I love to take my friends who are so concerned about "crime these days" to the Department of Justice's Uniform Crime Reporting Statistics site which tracks crime since 1961. There was this little uptick of crime in the late 1970's and a considerably smaller one in the late 1990's (during that idyllic time when I was in college). Other than that, violent crime rates have gone down markedly or in a couple cases stayed the same since the 1960's. Groups like the Justice Research and Statistics Association track violence for even longer, and it is clear the violence in America is no where near the level it was in the 1930's and looking at their graphs it is difficult to even imagine how "solitary, poor, nasty, brutish and short" (to take Hobbes completely out of context) life was for people only that short time ago!

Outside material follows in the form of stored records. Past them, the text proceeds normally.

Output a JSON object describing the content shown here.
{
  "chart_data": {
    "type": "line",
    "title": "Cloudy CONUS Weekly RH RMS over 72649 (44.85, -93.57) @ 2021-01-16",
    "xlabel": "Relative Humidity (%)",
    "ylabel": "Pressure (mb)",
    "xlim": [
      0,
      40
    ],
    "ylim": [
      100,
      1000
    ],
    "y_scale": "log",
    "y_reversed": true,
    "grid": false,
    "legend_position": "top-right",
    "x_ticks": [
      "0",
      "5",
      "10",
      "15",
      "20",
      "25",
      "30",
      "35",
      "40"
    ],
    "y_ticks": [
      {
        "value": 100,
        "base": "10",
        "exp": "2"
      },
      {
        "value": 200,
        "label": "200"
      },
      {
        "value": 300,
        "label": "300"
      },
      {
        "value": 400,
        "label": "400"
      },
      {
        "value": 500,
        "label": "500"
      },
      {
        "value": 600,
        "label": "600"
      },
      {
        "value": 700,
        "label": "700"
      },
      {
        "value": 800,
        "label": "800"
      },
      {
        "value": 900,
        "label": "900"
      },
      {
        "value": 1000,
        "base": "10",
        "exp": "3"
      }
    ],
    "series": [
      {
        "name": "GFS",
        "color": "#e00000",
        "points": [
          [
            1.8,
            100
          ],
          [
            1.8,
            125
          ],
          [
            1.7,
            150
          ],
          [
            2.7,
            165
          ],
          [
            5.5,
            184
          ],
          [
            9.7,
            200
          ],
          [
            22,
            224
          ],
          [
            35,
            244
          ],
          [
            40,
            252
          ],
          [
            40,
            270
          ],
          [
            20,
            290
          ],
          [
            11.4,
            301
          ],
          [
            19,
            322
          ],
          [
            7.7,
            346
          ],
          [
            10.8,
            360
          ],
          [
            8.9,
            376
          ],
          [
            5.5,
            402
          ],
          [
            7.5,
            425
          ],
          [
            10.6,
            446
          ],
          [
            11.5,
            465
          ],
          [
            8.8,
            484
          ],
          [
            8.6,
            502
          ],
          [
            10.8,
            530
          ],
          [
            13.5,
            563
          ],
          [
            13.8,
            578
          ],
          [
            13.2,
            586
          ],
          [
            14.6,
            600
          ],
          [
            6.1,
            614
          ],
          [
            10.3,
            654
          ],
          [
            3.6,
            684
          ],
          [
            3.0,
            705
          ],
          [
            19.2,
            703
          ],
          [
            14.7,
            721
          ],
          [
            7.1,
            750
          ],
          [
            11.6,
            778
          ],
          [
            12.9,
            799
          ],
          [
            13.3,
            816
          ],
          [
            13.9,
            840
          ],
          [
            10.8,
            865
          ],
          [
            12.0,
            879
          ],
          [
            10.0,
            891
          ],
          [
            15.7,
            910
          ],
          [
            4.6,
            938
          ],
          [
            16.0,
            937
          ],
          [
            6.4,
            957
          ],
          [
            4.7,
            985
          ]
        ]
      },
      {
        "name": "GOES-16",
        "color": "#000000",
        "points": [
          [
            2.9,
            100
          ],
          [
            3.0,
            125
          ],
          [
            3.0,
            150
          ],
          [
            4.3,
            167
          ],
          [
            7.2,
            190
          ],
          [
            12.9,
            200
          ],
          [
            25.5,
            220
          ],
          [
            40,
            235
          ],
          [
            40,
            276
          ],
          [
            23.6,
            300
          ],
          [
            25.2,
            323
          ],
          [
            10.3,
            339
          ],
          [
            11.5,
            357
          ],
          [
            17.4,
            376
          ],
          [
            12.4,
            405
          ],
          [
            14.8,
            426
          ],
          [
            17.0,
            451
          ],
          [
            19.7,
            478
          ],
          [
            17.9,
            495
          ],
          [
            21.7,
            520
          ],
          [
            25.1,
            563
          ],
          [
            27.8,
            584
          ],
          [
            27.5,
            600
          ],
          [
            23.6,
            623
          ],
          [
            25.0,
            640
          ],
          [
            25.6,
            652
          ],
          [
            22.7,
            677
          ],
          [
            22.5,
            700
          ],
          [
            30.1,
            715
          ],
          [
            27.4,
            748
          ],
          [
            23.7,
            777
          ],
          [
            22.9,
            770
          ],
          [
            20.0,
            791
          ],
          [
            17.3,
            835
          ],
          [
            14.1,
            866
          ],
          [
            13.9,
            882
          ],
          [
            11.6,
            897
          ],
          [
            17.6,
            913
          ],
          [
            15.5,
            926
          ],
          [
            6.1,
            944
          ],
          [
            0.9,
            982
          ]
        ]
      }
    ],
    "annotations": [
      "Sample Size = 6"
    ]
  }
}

Sometimes we get into this circle of nostalgia. We start dreaming of the good old days. One person makes a comment about how good things use to be. The next person believes it. Before long we actually start to believe that things use to be better. I recently read an article where a historian takes a polemicist, passing himself off as a philosopher, to task for talking about how the money plays such a greater role in the culture "these days." The article did not even cite Milton Friedman's Noble Prize winning proof that while the gap between rich and poor may be increasing, the gap between poor now and poor earlier is such that the poorest people today would be considered wealthy by the standards of 40 years ago. The rich are getting richer, and the poor are getting richer. They only see themselves as poor because they are comparing themselves to the rich. The starvation which was so prevalent in America has been replaced with an obesity epidemic among the very poor. Now, that's not a good thing and we should move toward a place where the poorest people can eat healthy diets. Still, we have to admit that obesity really is a step up from starvation.
Now, don't get me wrong. There is nothing wrong with raising an Ebenezer from time to time. It is important to remember the good things that have happened in the past so that we can repeat them. There is also a problem with being so focused on dreams of the future that we miss the awesome stuff going on right now. The problem lies in the idealizing of the past. It lies in wasting the present because we want to remember a past that is better than it actually was.